½/2016 - Opening a New Jar of Albolene
½/2016 – I imagine I’m not the only bator who hates to run out of Albolene. I knew before Christmas that the tub I was using was running low and that it would have to be replaced soon or I would hit the bottom scraping the last few gobs as my bate was reaching its climax and I definitely did not want to be caught short in that most delicate situation. While Christmas shopping in the Castro, I picked up a new jar of the best masturbation lubricant I know. During yesterday’s New Year Bate I scraped the last gobs in order to properly lube my cock for the last strokes before the inevitable blast of cum. As I de-tumesced during those afterglow moments, I tried to remember when I had bought the jar of this so valuable grease, but I couldn’t. I also wondered how many loads this had assisted me in brewing. I couldn’t remember, but I knew they had been wonderful.
Then I thought, what a great blog topic. I don’t know how many of you lube your cocks with this marvelous masturbation aid, but I have seen many in BateWorld videos and on the Tumblr blogs I follow. One of my BateWorld buddies even sends me photos of a magazine called Albolene. It’s no longer published, but I wonder if I could find an old copy at that used porno shop, “The Magazine,” in San Francisco. If I were able, the pages would probably be covered in dried cum and all stuck together. I imagine that many of us have old bate fuel similarly and delightfully ruined. They definitely are items to be treasured. Before films and the internet, for many of us, they were the most reliable bate fuel.
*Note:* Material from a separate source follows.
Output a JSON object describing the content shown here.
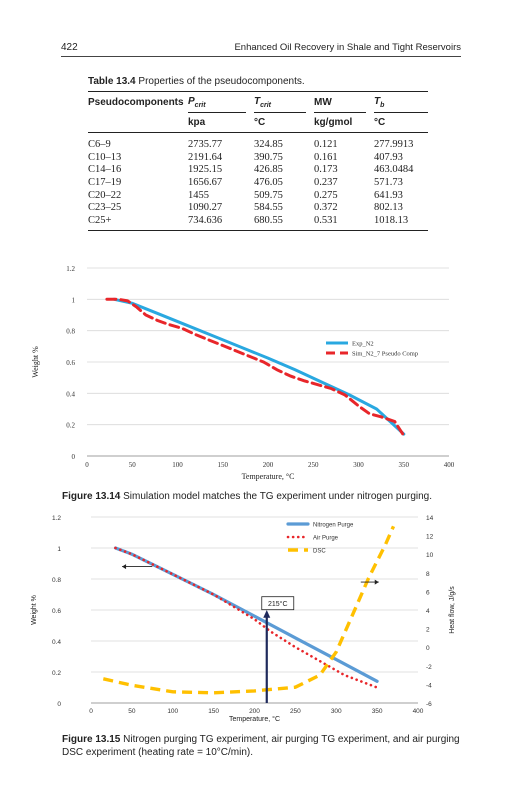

Anyway, back to my new jar of Albolene. I am so excited to dip my fingers into this most delightful substance. I can’t tell you how much I love that first anointing. I feel like a teen bator all over again, every time, however at that time I was bating dry or using spit, Albolene is so much better for my penis. I’m glad I’m recording this in my blog, because this time I have the actual date of opening the jar of the precious substance. Then when I finish the new jar I’ll have an approximate count of how many bates I can get from a jar. I’ll be able to calculate how much each bate has cost me, because our beloved Albo is not cheap. And then I could relay this information to the company and despite the fact that they market as a make-up removal product, they could also include a blurb, “Goof for so many bates.” I rarely stick my dick in the jar the way San Francisco Natural Muscle does, but I love how it looks in his videos.
I would like to hear about your experiences with Albolene and how many bates you have been able to squeeze out of a jar. I promise to tell you the same when my new jar is empty. Happy Bating New Year, Boys!